Боль постепенно отступила, и я стала ощущать радостную атмосферу рождественского ликования, которая наполняла эту простую, но добротно сработанную церковь. Окна увиты еловыми ветками. Торжественно красуется рождественское дерево. Вдоль одной из стен размещались около двух десятков старинных статуэток (многие из которых были привезены из Германии еще в XVII веке — они изображают сцены из жизни апостола Луки). Здесь и чернокожие принцы, пришедшие поклониться младенцу Иисусу, и эмиры в струящихся одеждах, и римские солдаты, устремившие угрожающие взгляды на Деву Марию с младенцем, и характерные для пенсильванской Германии стада домашних животных, выполненные мастером не в масштабе, и поэтому свинья здесь была размером с корову, а теленок — не больше упитанного цыпленка.

Для меня, справлявшей Рождество по Чарлзу Диккенсу, посещение меннонитской церкви служило напоминанием, что этот праздник пришел в Америку из Германии и что только пенсильванские немцы знают, как его следует отмечать.

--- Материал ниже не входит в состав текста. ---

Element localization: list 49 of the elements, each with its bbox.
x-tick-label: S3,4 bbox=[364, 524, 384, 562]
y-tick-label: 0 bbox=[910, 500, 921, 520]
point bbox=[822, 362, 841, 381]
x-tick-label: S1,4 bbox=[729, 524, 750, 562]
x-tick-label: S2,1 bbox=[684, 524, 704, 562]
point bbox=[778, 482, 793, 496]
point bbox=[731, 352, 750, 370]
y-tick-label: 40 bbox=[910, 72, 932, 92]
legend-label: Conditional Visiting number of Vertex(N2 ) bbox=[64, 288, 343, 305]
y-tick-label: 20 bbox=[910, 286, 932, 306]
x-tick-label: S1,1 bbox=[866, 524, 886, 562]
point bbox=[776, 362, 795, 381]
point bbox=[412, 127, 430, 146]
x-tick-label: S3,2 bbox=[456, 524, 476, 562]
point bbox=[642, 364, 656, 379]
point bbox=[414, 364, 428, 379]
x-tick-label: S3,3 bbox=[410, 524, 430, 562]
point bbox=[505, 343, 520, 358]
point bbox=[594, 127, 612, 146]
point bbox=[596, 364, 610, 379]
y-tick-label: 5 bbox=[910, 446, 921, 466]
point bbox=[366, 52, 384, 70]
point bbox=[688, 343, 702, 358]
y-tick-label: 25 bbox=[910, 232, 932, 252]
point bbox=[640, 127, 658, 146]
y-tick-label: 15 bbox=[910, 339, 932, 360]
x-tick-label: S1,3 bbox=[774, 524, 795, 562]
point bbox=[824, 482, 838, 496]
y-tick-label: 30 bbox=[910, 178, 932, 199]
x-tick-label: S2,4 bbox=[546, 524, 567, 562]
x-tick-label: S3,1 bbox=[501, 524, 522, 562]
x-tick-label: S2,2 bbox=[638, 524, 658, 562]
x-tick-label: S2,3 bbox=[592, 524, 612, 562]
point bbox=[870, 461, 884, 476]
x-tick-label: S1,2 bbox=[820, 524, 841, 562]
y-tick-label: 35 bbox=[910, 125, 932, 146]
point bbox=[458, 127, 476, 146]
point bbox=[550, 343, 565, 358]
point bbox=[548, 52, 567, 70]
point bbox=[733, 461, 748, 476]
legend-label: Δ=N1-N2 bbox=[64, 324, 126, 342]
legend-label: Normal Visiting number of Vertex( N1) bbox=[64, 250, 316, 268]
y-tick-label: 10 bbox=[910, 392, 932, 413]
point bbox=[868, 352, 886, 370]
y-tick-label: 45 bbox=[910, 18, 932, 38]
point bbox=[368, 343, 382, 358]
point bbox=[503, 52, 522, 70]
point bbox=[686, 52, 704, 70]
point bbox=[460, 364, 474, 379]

В дальнем конце стояли два стола, уставленные местными деликатесами, пирожными, пирогами, печеньем и различными соленьями и вареньями. Они предназначались для бедных и немощных. Зазвучавшие незнакомые мне немецкие гимны несли в себе отзвуки далеких колониальных дней, но вскоре их сменило знакомое английское песнопение, закончившееся «Тихой ночью» на немецком языке, и впервые после смерти последнего члена моей семьи в моем сердце вновь поселилась любовь.

* * *

СРЕДА, 25 ДЕКАБРЯ. На Рождество я вместе с новыми соседями Ивон пришла поздравить ее и вручить подарки. В два часа дня, когда веселье было в разгаре, к ней заехал Стрейберт в сопровождении Дженни Соркин, которую мы не ждали, но которой были очень рады.

Пока мы, женщины, обсуждали со Стрейбертом рукопись, уже почти готовую к сдаче в набор, Йодер с Цолликоффером сидели в сторонке и толковали о разных сторонах преступления. Бросив случайный взгляд в их сторону, я обратила внимание, что лицо у Йодера было бледным, а нижняя губа тряслась.

— Мистер Йодер! — позвала я. — Вы нездоровы?

— Я подумал о том, каким недобрым должно быть это Рождество у Фенштермахеров, — произнес он с дрожью в голосе и, как он ни сдерживался, не справился со слезами, выступившими у него на глазах. Я отвела взгляд от его страдальческого лица, и мне показалось, что передо мной сидит сам Фенштермахер. Лукас был не с нами, он находился на той ферме с родителями убийцы и испытывал те же чувства, что и они. В этом заключался его секрет писателя: он становился тем, о ком писал, жил его жизнью, страдал и мучился вместе с ним. Все мы могли позволить себе забыть о Фенштермахерах в этот рождественский день, а он не мог. Вот почему он был писателем, а мы — нет.